Eu sei que pode parecer estranho, vindo de quem nunca olhaste olhos nos olhos, nem nunca privaste nem um segundo que seja. De certo, tens esses pedidos escritos nos estádios e é normal que já tenhas sido abordado, com idêntica ousadia, por parte de miúdos e outros graúdos como eu.

Tantas vezes entras pela televisão lá em casa, o teu nome é escutado vezes sem conta na rádio, vejo fotografias tuas nos jornais e leio sobre ti em papel ou online. Também te vejo ao vivo. E essa constante convivência, embora à distância e impessoal, quase que te transforma numa pessoa que vive no meu bairro. Ou num vizinho que frequenta as minhas quatro paredes. Uma proximidade “virtual” que dá legitimidade ao desejo e serve para justificar o trato.

O futebol tem destas “coisas”, eu sei. Mexe com o imaginário coletivo e aproxima-nos de pessoas que não conhecemos, mas com quem mantemos vínculos tão estreitos como os que temos com a nossa família ou grupo de amigos.

Conheço-te com a camisola do teu clube, o Sporting Clube de Portugal e com as cores da seleção nacional. E não é de hoje. Nem de ontem, nem do dia em que mostraste outra camisola. Uma camisola que escondia um sentimento no teu coração e que estava bem dentro da tua cabeça. As outras camisolas já todos nós conhecíamos. Naquela noite decidiste partilhar a outra com o mundo em forma de mensagem: Cu bo ti fim de mundo (Traduzido: estou contigo até ao fim de mundo).

Não foste o primeiro jogador a fazer. Não serás o último, garanto-te.

Estava programado em ti que a ias mostrar. Sabias que ias marcar um golo e já sabias que ias tirar a tua segunda pele para mostrar a primeira camada de que és feito.

Tinha e tem um destinatário. O teu amigo e “irmão” Rúben Semedo. Com quem privaste muitos sonhos, com quem superaste obstáculos, celebrastes vitórias e choraste derrotas. Alguém a quem nunca falhaste, nem deixaste de estar ao lado de. Nas horas boas e nos maus momentos.

Aquilo que escondias faz parte do teu ser, é genuíno em ti. E ainda bem que assim é. Ainda bem que és assim. É óbvio, que aos olhos dos crucificadores das redes socias, dos treinadores de bancada ou atletas de alta competição que nunca competiram nem ao berlinde, o momento foi visto como um ato pouco profissional, imaturo e indesculpável. Um gesto que te priva, fruto do segundo cartão amarelo e consequente expulsão, de marcares presença no clássico Porto-Sporting de sexta-feira.

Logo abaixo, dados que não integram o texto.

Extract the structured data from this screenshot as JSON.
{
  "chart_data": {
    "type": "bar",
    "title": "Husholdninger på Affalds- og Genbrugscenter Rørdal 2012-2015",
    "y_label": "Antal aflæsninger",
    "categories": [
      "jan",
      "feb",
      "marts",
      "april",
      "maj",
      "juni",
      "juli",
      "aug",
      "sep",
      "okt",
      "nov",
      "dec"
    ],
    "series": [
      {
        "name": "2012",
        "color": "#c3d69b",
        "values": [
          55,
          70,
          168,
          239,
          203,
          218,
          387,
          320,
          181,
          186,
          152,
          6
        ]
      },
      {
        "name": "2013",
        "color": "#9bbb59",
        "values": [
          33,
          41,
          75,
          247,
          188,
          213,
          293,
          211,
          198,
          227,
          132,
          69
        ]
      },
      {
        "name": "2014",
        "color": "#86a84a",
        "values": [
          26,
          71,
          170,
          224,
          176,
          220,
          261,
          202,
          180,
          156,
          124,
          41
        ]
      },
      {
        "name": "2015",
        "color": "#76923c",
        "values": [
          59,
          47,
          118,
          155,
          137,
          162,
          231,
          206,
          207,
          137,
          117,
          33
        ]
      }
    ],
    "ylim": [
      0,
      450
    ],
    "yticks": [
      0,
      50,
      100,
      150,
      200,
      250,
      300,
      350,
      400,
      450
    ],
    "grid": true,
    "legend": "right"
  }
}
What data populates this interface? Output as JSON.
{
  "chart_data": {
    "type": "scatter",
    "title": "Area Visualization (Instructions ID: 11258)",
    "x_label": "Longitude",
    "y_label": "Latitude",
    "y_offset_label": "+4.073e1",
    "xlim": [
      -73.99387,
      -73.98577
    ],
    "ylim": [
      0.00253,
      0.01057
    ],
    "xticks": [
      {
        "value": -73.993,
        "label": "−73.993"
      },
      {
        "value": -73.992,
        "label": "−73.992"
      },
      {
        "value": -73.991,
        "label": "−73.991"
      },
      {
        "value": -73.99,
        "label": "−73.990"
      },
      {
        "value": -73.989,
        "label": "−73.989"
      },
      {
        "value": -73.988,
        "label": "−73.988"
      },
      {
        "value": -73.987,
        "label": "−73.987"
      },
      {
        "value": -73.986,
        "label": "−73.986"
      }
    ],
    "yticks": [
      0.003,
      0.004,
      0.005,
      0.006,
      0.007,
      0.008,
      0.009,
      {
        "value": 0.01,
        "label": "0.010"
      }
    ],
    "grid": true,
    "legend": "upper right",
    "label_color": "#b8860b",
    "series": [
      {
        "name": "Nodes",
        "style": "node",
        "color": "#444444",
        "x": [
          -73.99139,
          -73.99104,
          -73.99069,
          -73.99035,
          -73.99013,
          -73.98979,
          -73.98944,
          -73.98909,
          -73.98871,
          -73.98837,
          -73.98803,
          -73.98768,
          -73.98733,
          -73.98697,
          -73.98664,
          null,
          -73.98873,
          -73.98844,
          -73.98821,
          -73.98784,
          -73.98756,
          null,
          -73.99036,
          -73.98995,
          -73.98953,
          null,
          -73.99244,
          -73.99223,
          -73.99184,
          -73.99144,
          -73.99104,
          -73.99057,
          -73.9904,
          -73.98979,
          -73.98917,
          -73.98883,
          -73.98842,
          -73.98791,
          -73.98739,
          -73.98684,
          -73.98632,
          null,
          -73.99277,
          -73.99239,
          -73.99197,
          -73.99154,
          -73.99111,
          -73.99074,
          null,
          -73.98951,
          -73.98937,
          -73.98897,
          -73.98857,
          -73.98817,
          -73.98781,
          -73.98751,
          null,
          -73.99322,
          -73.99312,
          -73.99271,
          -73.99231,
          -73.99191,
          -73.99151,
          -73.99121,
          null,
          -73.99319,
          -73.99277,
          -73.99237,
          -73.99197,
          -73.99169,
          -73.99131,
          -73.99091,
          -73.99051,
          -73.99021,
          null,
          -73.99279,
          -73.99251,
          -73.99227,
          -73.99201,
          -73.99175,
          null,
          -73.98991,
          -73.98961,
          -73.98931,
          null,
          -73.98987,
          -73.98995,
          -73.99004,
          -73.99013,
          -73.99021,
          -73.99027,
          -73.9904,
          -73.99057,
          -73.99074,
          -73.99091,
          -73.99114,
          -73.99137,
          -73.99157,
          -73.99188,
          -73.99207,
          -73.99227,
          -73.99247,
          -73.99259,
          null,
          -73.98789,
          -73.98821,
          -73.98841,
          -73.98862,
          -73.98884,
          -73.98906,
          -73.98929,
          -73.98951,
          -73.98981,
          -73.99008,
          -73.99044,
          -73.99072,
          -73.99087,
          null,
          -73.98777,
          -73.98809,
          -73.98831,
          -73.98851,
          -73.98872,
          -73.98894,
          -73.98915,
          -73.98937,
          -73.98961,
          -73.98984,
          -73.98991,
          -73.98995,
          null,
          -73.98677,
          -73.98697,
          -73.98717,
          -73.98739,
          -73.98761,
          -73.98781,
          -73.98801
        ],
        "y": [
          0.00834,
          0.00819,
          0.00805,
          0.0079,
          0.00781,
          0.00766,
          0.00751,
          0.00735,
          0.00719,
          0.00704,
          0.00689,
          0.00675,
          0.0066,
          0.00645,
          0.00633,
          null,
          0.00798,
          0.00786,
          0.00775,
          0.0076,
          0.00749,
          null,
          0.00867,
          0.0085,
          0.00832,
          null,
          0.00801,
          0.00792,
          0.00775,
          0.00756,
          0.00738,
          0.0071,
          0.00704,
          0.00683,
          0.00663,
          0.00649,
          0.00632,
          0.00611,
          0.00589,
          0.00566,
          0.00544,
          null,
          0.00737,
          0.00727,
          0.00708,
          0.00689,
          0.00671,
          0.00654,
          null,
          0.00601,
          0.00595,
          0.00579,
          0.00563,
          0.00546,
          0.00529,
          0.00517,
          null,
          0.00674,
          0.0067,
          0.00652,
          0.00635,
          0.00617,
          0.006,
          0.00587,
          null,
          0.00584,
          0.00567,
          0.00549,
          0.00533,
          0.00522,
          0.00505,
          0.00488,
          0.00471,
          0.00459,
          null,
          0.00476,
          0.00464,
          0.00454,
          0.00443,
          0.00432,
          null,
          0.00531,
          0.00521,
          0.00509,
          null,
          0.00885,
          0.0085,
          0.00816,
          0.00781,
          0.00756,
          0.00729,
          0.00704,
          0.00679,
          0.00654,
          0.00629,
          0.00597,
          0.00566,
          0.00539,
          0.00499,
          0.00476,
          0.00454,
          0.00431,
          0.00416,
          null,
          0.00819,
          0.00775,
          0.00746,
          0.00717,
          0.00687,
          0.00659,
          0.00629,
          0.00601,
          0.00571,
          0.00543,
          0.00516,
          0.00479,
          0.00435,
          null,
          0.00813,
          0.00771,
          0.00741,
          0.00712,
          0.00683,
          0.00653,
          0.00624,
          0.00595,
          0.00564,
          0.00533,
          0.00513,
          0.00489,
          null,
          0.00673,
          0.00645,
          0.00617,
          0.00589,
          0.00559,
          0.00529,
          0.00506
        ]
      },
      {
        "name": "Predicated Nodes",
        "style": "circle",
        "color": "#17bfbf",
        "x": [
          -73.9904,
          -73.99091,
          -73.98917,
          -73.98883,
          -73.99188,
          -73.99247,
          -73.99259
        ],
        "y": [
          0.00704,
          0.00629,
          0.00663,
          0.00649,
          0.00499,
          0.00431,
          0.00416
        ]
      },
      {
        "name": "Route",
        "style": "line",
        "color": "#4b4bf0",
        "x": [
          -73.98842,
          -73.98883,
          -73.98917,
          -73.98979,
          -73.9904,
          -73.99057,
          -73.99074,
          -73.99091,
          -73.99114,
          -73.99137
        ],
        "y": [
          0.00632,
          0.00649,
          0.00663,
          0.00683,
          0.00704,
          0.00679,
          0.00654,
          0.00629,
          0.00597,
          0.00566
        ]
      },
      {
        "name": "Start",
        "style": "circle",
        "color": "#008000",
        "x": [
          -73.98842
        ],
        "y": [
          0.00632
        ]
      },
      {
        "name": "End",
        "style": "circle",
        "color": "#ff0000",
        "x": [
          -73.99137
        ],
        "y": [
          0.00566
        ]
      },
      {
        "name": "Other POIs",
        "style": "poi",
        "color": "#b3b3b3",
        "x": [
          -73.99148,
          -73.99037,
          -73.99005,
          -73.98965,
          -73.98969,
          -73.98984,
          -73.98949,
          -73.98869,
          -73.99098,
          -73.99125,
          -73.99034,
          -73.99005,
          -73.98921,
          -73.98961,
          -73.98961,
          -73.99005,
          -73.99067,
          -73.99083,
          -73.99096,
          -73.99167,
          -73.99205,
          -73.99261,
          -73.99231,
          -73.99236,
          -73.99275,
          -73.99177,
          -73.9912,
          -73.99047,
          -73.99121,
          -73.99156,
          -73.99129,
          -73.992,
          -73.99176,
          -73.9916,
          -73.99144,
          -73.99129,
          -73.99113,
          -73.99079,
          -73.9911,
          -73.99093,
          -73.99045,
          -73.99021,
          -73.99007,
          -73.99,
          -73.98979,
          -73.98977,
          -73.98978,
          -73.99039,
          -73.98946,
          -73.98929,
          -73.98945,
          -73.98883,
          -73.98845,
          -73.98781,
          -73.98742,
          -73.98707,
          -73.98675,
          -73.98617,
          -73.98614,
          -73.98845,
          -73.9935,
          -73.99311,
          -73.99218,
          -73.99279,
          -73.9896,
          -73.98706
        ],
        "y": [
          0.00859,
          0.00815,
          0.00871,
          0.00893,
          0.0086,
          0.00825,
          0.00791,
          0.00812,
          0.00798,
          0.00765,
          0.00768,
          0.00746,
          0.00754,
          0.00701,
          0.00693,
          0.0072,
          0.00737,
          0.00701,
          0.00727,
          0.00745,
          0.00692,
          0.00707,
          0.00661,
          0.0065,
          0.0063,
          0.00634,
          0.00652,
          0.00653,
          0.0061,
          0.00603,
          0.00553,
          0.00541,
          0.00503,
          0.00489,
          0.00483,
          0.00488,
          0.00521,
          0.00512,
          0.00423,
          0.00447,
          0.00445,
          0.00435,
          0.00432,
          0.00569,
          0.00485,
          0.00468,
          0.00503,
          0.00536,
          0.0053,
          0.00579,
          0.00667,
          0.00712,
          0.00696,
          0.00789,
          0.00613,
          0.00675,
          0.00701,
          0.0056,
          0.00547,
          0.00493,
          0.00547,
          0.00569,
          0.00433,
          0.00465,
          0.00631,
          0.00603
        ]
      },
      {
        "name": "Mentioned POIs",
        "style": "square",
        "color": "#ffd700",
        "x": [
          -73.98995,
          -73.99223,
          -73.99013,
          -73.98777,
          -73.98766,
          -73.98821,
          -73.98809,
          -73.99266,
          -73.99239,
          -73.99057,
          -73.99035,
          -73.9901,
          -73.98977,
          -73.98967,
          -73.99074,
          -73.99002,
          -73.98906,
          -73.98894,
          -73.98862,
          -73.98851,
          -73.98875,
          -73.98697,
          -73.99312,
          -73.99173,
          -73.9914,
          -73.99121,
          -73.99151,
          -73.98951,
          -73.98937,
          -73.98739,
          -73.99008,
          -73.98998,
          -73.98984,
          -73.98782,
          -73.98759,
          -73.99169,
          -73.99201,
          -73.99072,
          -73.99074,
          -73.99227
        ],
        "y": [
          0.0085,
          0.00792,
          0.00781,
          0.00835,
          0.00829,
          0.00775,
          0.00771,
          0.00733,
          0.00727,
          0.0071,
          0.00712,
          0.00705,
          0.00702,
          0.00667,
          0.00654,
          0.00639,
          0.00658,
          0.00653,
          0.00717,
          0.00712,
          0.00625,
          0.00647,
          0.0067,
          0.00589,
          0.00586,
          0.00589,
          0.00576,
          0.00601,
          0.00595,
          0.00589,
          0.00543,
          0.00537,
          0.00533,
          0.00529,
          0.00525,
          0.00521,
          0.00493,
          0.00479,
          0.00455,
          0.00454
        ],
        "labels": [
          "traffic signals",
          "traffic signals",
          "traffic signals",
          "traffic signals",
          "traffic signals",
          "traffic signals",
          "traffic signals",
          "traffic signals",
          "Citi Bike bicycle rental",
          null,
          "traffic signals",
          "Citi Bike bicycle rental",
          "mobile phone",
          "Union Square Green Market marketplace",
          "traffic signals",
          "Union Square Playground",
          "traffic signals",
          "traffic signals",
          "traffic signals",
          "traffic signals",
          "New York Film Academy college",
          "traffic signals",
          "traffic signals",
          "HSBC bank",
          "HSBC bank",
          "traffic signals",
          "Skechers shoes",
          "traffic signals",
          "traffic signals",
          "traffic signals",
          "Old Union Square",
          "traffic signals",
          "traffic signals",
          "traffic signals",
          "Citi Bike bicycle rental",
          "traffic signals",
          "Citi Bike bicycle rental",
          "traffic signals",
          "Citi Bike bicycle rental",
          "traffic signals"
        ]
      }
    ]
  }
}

Verdes e brancos inquietaram-se, azuis e brancos suspiraram de alivio, uns lamentam, outros “agradecem”. É a lei do futebol e é a vida da clubite vigente.

Para mim, não é nada disso. Para mim, Gelson, não marcaste só um golo que deu três pontos à tua equipa. Foste muito mais longe. Com o teu gesto, atitude, solidariedade e manifestação de amizade marcaste o golo do meu campeonato. O campeonato dos valores que estão acima de tudo o resto. De todos os três pontos possíveis.

Fica sabendo que elevaste a célebre frase “O futebol não é uma questão de vida ou de morte, é muito mais do que isso”, do jogador e treinador escocês do Liverpool, Bill Shankly, a uma nova dimensão.

Tu, que trazes de volta a demonstração de futebol de rua (embora com doses de tática que os teus treinadores foram injetando), que serpenteias por entre os onze cada vez mais robotizados e industrializados, mostraste a essência mais nobre que se pode ter no desporto: o valor da solidariedade e da amizade.

No final do jogo, as tuas lágrimas, a explosão de lamentação pela semana que viveste (e, calculo, por não fazeres aquilo que gostas durante os próximos 90 minutos), Gelson, dizem tudo. Dizem que és um ser humano. Com valores que fazem falta a este mundo futebolístico que vive amarrado a uma regra estúpida que impede a celebração do que há de mais bonito no futebol: o golo.

E isso, Gelson, vale muito. E, para mim, ficará para sempre na história do jogo da bola. E estou certo, que serás mais recordado por esse gesto para com Semedo do que fizeste antes ou farás depois. Não duvides.

Por isso, termino com um novo pedido e um desejo. Dá-me não uma, mas as duas camisolas. A que tem o número 77 e a que tem a mensagem para o teu “irmão”. De preferência autografadas. E talvez um dia possamos, eu, tu e o Rúben Semedo brincar um bocadinho ao futebol ou assistir a um jogo numa bancada qualquer.